Surprise for scientists: Gaia spotted for the first time stellar “tremors”, tiny movements on the surface of a star which modify its shape. Discovery opens “a gold mine for +the asteroseismology+ of massive stars”, namely their inner workings, explained Conny Aerts of the University of Leuven (Belgium), a member of the Gaia collaboration.
“At all levels, Gaia exceeds expectations”, welcomes AFP François Mignard, scientific manager of the Gaia mission for France.
The results, which gave rise to around fifty scientific articles in the process, paint the portrait of a galaxy “much more turbulent” than expected, told AFP the astronomer of the Observatory of the Coast. Azure
“We thought she had reached a stationary state, gently turning on itself, like a fluid gently stirred with a wooden spoon. But not at all!”, develops François Mignard.

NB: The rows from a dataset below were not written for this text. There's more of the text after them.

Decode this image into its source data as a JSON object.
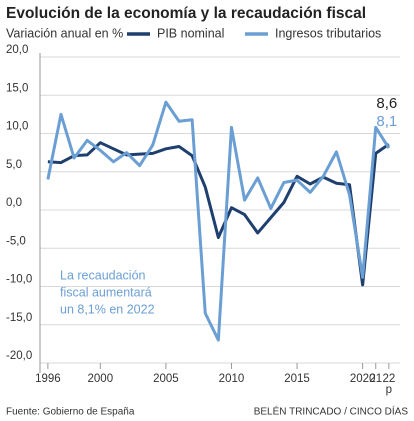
{
  "chart_data": {
    "type": "line",
    "title": "Evolución de la economía y la recaudación fiscal",
    "subtitle": "Variación anual en %",
    "x": [
      1996,
      1997,
      1998,
      1999,
      2000,
      2001,
      2002,
      2003,
      2004,
      2005,
      2006,
      2007,
      2008,
      2009,
      2010,
      2011,
      2012,
      2013,
      2014,
      2015,
      2016,
      2017,
      2018,
      2019,
      2020,
      2021,
      2022
    ],
    "series": [
      {
        "name": "PIB nominal",
        "color": "#1f3f6e",
        "values": [
          6.3,
          6.2,
          7.1,
          7.2,
          8.8,
          8.0,
          7.2,
          7.3,
          7.4,
          8.0,
          8.3,
          7.1,
          3.0,
          -3.6,
          0.3,
          -0.6,
          -3.0,
          -1.0,
          1.0,
          4.4,
          3.4,
          4.3,
          3.5,
          3.3,
          -9.8,
          7.4,
          8.6
        ],
        "value_labels": [
          null,
          null,
          null,
          null,
          null,
          null,
          null,
          null,
          null,
          null,
          null,
          null,
          null,
          null,
          null,
          null,
          null,
          null,
          null,
          null,
          null,
          null,
          null,
          null,
          null,
          null,
          "8,6"
        ]
      },
      {
        "name": "Ingresos tributarios",
        "color": "#6b9fd4",
        "values": [
          4.0,
          12.5,
          6.8,
          9.1,
          7.8,
          6.3,
          7.5,
          5.8,
          8.5,
          14.1,
          11.6,
          11.8,
          -13.5,
          -17.0,
          10.8,
          1.3,
          4.2,
          0.2,
          3.6,
          3.9,
          2.3,
          4.4,
          7.6,
          2.0,
          -8.8,
          10.8,
          8.1
        ],
        "value_labels": [
          null,
          null,
          null,
          null,
          null,
          null,
          null,
          null,
          null,
          null,
          null,
          null,
          null,
          null,
          null,
          null,
          null,
          null,
          null,
          null,
          null,
          null,
          null,
          null,
          null,
          null,
          "8,1"
        ]
      }
    ],
    "xlim": [
      1995.4,
      2022.85
    ],
    "xticks": [
      1996,
      2000,
      2005,
      2010,
      2015,
      2020,
      {
        "value": 2021,
        "label": "21"
      },
      {
        "value": 2022,
        "label": "22 p"
      }
    ],
    "ylim": [
      -20,
      20
    ],
    "yticks": [
      {
        "value": 20,
        "label": "20,0"
      },
      {
        "value": 15,
        "label": "15,0"
      },
      {
        "value": 10,
        "label": "10,0"
      },
      {
        "value": 5,
        "label": "5,0"
      },
      {
        "value": 0,
        "label": "0,0"
      },
      {
        "value": -5,
        "label": "-5,0"
      },
      {
        "value": -10,
        "label": "-10,0"
      },
      {
        "value": -15,
        "label": "-15,0"
      },
      {
        "value": -20,
        "label": "-20,0"
      }
    ],
    "grid": true,
    "annotation": [
      "La recaudación",
      "fiscal aumentará",
      "un 8,1% en 2022"
    ],
    "source": "Fuente: Gobierno de España",
    "credit": "BELÉN TRINCADO / CINCO DÍAS"
  }
}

on “+patachon’s life+ is on the contrary made up of accidents, unexpected and not so simple movements” than this spiral that it describes. For example, our solar system “does not just turn in a perpendicular plane, it goes up and down, above and below”says François Mignard.
“Crucible of Stars”
It is also home to a very heterogeneous population of stars, some of which were not there from the outset but may have been “swallowed up” along the way through interactions with the nearby Sagittarius dwarf galaxy.
“Our galaxy is a magnificent crucible of stars”, summarizes Alejandra Recio-Blanco of the Côte d’Azur Observatory.
Gaia’s level of precision is such that it “will allow us to trace the past of the Milky Way over more than 10 billion years”, added Anthony Brown, president of the international consortium DPAC, the ground processing chain of the data stream sent by Gaia.
Stars have the particularity of living for billions of years: analyzing them is the equivalent of studying a fossil, informing us regarding the state of the galaxy during its formation, underline the astronomers.
With the second catalog, delivered in 2018, astronomers were able to show that our galaxy had “merged” with another ten billion years ago.
The new catalog also offers unrivaled precision measurements for 156,000 asteroids in our solar system, breaking down the composition of 60,000 of them.
It will have taken five years to deliver this third catalog of observations spread from 2014 to 2017. And it will be necessary to wait until 2030 to obtain the final version, when Gaia will have finished scanning space, in 2025.